Walpole of course created his own ‘castle’ having purchased Strawberry Hill House in 1747 and in the early 1750s had begun transforming it into a Gothic ‘wonderland’. It was there in his architecturally whimsical house, which by turns transports the visitor/occupants from gloomy dungeon-like spaces, to rooms decorated in deep sexual reds to iridescent golds, that he had his feverish dream that became The Castle of Otranto.


Perhaps unsurprisingly given Walpole’s fascination with the Gothic architecture and design, the castle itself is perhaps the most realised ‘character’ within the novel. The word ‘castle’ is mentioned 185 times.

 

In October 2014 the British Library mounted an exhibition ‘Terror and Wonder: The Gothic Imagination’ linked to the 250th anniversary of the publication of Walpole’s The Castle of Otranto and celebrating its place as the formal beginning of the Gothic novel. It traced how its tone and themes has become a template for 250 years of literature, films, television, fashion, music and lifestyle. In the exhibition’s press release the lead curator, Tim Pye, said: “Gothic is one the most popular and influential modes of literature… [in the exhibition] there is truly something for everyone”.

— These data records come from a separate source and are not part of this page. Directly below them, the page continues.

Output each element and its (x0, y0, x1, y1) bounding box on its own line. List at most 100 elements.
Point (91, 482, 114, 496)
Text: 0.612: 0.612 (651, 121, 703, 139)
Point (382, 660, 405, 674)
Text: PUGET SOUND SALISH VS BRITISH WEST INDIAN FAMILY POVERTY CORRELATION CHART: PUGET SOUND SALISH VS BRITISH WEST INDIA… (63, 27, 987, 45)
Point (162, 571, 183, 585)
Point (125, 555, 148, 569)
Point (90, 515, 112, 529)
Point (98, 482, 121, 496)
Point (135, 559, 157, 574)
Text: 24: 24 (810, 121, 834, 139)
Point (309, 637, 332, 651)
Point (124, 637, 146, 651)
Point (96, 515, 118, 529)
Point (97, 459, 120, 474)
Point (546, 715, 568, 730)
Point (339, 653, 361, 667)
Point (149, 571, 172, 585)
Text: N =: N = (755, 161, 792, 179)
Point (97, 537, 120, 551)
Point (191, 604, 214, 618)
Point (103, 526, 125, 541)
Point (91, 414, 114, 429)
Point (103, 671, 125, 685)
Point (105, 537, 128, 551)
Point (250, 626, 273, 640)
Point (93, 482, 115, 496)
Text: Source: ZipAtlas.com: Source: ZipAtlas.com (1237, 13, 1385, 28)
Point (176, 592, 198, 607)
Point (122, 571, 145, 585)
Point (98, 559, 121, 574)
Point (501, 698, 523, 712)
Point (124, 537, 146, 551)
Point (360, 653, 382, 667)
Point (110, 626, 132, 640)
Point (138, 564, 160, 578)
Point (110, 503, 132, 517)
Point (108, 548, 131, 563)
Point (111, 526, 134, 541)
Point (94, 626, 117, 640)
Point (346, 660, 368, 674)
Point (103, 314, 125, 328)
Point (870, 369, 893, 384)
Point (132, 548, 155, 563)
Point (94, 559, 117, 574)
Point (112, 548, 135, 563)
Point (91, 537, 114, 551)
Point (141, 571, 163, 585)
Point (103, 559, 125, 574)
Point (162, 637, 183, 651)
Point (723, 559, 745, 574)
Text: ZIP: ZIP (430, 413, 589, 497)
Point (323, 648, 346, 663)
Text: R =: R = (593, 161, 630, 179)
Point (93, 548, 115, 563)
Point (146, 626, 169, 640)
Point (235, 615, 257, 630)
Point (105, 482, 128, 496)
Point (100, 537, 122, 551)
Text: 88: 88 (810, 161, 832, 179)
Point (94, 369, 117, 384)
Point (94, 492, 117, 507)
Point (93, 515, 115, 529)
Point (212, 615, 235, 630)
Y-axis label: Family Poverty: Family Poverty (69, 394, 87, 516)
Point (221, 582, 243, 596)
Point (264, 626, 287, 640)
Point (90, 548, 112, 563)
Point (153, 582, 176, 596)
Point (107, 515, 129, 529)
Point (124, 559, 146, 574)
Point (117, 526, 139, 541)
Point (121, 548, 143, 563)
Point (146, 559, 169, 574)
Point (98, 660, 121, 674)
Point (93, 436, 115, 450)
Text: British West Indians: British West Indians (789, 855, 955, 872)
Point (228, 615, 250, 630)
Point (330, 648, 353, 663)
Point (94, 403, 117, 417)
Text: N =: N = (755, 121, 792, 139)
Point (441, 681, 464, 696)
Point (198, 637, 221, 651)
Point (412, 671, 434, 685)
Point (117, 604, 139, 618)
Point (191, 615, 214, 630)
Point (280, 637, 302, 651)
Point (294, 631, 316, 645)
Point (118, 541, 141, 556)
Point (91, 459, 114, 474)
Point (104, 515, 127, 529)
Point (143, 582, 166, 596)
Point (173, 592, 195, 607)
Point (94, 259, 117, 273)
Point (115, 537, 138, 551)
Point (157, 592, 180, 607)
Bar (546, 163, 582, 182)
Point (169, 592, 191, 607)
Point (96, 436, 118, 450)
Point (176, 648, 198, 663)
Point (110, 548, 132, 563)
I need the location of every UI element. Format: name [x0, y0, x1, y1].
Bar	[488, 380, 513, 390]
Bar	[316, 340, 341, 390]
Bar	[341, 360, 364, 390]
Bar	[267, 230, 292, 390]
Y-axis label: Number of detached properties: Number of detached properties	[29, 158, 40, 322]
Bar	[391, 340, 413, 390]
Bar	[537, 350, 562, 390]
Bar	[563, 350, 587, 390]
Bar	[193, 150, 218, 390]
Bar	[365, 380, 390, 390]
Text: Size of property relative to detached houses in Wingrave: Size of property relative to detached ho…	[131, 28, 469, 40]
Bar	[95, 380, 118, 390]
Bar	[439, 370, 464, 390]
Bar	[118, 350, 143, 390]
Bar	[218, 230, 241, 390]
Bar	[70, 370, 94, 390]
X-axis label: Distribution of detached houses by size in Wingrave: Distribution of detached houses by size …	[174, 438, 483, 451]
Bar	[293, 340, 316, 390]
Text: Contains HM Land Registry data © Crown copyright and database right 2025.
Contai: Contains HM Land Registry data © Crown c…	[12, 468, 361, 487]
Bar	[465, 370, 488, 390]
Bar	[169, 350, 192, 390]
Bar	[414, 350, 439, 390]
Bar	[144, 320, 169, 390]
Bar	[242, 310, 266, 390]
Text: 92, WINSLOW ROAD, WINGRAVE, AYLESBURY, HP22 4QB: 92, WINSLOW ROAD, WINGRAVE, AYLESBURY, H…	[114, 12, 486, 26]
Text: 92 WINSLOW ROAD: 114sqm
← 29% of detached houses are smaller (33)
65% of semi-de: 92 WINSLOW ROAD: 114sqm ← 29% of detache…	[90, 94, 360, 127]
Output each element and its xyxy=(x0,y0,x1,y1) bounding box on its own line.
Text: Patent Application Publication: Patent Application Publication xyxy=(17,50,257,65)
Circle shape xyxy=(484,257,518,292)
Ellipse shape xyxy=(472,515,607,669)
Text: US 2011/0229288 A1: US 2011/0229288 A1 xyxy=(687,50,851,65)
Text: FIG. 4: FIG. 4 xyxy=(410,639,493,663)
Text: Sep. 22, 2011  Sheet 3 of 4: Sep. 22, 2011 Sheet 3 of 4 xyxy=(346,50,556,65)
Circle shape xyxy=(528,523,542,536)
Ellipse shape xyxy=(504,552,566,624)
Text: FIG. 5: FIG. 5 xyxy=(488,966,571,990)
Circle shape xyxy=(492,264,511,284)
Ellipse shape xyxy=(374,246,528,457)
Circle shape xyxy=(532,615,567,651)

Perhaps, it is the nature of a press release or creating an exhibition that has ‘something for everyone’ but what Pye and his colleagues avoided doing, was stating what Gothic is. This was something that presenter Tom Sutcliffe and guest reviewers Stephanie Merritt, Dea Birkett and Sarfraz Manzoor raised in their review of the exhibition on BBC Radio 4's Saturday Review (4 October 2014). Birkett: “I was talking to one of the curators, and said ‘why did you never define gothic?’ and they said ‘well it is sort of this and sort of that, and we didn’t want to define it’. But I think for a visitor to an exhibition you need a definition in order to agree or disagree with. You need something to hang on to. And if the British Library can’t have a stab at ‘What is Gothic Literature’ then nobody can.”


Despite there being a reluctance or difficulty in being able to define what Gothic is, there is a clear consensus that Walpole’s The Castle of Otranto was the starting point. Fred Botting writing in Gothic (1996) said: “Many of the main ingredients of the genre that was to be known as the Gothic novel can be found in Horace Walpole’s The Castle of Otranto … it was Walpole’s text that condensed features from old poetry, drama and romance and provided the model for future developments.”

 The narrative hinges on Manfred’s dynastic obsession and his plan to cast-off his wife, and marry his recently deceased son’s fiancée, Isabella. The powerful, use of location and the vulnerable heroine are central themes of the novel, and pervade gothic and horror literature and films to this day. Gaiman’s abiding ‘Gothic’ image is of "a beautiful young lady, preferably wearing nothing but a nightie, running away from an old dark house".


In October 2014 BBC Four joined forces with the British Library to celebrate the birth of the Gothic. In the first episode (20 October 2014) three part television series The Art of Gothic: Britain’s Midnight Hour, writer/presenter Andrew Graham-Dixon unequivocally stated that ‘The Castle of Otranto is the book that launched a thousand gothic horror fantasies.”